À midi, le 17 septembre 1759, 7000 soldats de l'armée britannique pénètrent dans la ville ; ils y seront pendant plus d'un siècle, jusqu'à leur départ en 1871. Durant toutes ces années, la garnison britannique fait sentir sa présence, tant dans le paysage urbain que dans la vie sociale. Évident au plan matériel, l'impact de cette présence l'est peut être moins au plan social. Pourtant, au cours de cette période, des relations plus ou moins étroites sont tissées avec les citoyens de Québec. La question demeure à savoir de quelle nature furent ces relations.

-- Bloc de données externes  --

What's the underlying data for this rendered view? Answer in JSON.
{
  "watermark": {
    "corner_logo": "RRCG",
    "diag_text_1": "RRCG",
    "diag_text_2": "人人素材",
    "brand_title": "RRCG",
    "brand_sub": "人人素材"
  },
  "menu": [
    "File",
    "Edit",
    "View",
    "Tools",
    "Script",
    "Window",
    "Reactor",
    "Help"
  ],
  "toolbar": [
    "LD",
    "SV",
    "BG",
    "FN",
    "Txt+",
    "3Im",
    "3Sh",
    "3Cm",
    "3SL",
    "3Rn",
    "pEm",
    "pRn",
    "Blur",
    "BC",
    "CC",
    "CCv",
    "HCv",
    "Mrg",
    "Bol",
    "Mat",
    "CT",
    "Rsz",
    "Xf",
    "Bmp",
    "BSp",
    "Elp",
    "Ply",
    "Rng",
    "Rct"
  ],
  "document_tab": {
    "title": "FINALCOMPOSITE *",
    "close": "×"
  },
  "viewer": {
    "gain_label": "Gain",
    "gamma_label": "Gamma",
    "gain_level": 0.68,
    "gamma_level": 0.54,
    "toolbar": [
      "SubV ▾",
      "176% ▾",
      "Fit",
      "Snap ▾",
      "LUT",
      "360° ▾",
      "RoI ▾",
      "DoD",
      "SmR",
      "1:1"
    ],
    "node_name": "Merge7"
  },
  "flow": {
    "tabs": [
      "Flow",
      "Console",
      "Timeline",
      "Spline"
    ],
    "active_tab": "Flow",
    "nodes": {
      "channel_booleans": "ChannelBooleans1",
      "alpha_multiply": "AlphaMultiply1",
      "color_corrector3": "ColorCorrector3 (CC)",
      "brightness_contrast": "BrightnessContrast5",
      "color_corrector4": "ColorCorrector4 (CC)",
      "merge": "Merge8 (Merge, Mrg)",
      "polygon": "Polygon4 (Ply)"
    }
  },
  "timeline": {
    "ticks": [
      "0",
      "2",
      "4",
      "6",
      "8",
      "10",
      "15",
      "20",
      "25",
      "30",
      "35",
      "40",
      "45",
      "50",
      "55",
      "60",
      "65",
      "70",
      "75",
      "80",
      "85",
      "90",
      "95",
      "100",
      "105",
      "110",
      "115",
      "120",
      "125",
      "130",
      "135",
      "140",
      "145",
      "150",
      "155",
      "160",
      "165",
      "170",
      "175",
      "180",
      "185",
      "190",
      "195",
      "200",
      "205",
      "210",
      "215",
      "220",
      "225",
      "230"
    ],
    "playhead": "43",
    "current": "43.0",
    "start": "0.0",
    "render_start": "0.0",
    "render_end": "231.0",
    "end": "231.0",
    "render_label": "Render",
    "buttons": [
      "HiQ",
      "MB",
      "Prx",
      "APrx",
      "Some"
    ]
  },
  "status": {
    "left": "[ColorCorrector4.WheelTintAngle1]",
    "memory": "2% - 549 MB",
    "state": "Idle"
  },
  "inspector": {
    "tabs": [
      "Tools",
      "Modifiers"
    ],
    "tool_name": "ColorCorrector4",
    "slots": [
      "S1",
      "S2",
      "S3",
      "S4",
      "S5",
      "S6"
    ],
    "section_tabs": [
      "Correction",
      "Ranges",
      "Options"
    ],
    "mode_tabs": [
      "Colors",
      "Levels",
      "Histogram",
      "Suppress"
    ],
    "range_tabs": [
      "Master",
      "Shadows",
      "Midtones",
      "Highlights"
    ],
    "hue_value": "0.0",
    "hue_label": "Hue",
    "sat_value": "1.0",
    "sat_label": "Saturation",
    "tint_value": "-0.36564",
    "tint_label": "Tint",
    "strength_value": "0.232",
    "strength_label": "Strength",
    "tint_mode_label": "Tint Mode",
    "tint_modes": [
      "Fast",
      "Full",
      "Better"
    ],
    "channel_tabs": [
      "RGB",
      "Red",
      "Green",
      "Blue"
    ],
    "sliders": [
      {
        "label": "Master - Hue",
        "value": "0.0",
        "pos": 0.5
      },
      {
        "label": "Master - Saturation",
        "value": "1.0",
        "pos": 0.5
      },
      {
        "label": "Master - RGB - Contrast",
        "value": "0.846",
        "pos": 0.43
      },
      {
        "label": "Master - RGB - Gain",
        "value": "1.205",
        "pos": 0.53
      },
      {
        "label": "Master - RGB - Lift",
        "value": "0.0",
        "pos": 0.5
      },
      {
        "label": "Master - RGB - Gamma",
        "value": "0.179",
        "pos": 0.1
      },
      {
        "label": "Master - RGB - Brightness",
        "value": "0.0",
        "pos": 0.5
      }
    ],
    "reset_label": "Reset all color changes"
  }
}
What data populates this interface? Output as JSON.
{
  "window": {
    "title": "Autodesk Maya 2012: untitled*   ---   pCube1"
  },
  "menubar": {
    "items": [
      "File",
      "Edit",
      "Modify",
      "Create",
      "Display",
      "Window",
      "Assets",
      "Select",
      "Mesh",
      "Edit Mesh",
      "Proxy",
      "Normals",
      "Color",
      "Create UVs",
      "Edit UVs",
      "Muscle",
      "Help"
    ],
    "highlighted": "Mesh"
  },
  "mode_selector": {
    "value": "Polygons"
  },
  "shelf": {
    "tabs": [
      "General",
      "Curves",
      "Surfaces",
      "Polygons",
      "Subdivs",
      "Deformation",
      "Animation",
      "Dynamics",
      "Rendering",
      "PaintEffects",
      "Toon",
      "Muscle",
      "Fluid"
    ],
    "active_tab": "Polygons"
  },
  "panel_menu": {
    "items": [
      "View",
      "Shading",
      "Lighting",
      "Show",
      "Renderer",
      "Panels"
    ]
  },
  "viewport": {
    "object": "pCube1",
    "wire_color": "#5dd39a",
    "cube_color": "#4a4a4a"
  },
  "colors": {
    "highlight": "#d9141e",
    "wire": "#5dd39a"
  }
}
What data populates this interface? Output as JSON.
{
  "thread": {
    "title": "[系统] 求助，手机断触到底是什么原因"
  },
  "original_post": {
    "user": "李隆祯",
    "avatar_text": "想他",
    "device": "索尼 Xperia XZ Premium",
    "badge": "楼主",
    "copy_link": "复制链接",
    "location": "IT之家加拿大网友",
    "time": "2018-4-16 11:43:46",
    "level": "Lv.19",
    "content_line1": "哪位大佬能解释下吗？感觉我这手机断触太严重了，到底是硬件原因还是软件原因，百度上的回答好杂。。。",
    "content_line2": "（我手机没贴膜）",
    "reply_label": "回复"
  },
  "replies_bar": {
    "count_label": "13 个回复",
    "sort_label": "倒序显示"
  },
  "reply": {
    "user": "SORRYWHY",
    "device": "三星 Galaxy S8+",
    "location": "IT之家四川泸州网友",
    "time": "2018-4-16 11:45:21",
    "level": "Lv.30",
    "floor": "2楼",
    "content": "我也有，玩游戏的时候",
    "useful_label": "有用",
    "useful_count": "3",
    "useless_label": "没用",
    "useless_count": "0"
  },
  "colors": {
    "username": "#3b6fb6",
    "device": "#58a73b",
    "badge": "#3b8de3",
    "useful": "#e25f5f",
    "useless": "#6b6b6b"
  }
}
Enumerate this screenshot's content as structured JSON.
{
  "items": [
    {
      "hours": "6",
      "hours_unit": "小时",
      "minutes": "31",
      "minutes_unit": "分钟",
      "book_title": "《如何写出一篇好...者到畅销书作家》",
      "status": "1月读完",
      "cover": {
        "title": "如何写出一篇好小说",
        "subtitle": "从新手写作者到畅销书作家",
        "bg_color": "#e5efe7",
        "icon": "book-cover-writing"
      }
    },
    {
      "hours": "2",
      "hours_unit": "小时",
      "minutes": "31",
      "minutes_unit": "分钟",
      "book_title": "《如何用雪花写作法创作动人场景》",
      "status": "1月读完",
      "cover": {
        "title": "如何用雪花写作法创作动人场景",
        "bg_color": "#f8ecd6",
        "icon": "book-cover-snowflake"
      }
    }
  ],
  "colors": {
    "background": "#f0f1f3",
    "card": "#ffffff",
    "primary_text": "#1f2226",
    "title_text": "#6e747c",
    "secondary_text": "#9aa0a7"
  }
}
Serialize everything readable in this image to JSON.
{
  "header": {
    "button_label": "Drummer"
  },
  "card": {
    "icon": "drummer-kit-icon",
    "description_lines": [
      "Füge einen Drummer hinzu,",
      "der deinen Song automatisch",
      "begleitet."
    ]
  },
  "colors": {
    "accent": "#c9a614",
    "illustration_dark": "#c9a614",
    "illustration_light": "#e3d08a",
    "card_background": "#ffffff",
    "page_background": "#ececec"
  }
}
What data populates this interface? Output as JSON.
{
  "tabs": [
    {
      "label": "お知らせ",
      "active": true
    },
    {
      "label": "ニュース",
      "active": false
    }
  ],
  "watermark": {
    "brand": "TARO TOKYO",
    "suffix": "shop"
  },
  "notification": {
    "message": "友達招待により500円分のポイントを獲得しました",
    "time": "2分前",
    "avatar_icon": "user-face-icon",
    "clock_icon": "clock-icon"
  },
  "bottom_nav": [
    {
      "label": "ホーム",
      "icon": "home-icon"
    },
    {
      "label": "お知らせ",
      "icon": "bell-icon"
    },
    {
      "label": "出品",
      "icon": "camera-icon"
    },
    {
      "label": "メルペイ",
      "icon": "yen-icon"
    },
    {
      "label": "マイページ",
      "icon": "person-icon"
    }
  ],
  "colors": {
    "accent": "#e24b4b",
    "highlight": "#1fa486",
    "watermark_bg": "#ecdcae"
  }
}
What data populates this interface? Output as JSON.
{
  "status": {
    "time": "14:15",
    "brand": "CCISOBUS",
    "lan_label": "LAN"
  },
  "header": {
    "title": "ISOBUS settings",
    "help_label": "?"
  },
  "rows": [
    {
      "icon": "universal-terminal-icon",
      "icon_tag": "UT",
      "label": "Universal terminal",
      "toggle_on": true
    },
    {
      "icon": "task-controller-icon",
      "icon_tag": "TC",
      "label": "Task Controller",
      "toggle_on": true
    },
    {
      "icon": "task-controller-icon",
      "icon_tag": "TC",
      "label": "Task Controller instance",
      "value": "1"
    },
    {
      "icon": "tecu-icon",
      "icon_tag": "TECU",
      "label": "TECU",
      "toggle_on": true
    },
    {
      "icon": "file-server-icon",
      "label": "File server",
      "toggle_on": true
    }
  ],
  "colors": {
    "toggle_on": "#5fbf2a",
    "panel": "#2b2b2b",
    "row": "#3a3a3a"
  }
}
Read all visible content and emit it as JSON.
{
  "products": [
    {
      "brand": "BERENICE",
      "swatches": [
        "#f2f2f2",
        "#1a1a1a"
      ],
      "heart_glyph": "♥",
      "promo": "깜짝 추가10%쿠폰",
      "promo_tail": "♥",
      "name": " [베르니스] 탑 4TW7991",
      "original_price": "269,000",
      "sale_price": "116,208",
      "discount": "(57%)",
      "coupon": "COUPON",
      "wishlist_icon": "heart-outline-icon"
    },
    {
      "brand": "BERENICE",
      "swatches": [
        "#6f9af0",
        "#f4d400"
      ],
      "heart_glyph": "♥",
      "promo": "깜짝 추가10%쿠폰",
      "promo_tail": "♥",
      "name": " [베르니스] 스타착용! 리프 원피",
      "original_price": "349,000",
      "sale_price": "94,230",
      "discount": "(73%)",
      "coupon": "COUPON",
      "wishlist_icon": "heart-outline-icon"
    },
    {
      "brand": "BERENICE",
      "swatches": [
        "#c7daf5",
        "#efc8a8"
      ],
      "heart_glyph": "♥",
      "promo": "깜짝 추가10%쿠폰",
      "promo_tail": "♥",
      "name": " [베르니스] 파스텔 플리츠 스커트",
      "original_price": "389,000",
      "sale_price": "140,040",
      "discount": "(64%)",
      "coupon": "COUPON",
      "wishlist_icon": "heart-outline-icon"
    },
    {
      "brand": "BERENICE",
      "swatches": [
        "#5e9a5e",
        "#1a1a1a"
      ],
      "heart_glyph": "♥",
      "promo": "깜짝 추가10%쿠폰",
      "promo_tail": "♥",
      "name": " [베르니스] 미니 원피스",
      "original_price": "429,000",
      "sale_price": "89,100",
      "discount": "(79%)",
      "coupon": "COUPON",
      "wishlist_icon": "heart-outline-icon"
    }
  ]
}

Quelle est la nature des relations qu'ont entretenues les militaires britanniques avec les citoyens de Québec ? Cette question n'est pas négligeable dans l'étude de l'évolution sociale de la ville de Québec. Pendant longtemps, les personnes qui s'y intéressèrent le firent dans une perspective matérielle. Ainsi furent étudiés les apports des militaires dans le paysage urbain de ville et dans son économie. Les conditions matérielles de la vie des soldats furent aussi à l'étude. À partir des années 60, la présence des militaires et ses conséquences sociales commencèrent à être davantage objet d'étude. Celle-ci s'intègre dans des ANALYSEs générales de la société québécoise (dont celles de Fernand Ouellet et de Michel Brunet) . Enfin, plusieurs ouvrages récents (à partir des années 80) portant sur la ville de Québec abordent l'apport matériel et social des soldats britanniques dans l'histoire de la ville. Peu d'ouvrages cependant sont consacrés uniquement aux relations des militaires avec la population civile.

Il serait toutefois biaisé de s'attarder aux relations entre les militaires britanniques et les civils de Québec sans tenir compte de la hiérarchie sociale et de l'origine ethnique des différents membres de l'armée et de la société de Québec. Entre 1759 et 1871, la société coloniale de Québec est fortement hiérarchisée et l'organisation de l'armée britannique reflète bien cette réalité. Le rang social et l'origine ethnique influencent beaucoup les conditions de vie de chaque citoyen, de même que ses fréquentations. C'est pourquoi il vaut la peine de d'abord brosser un bref portrait des deux groupes.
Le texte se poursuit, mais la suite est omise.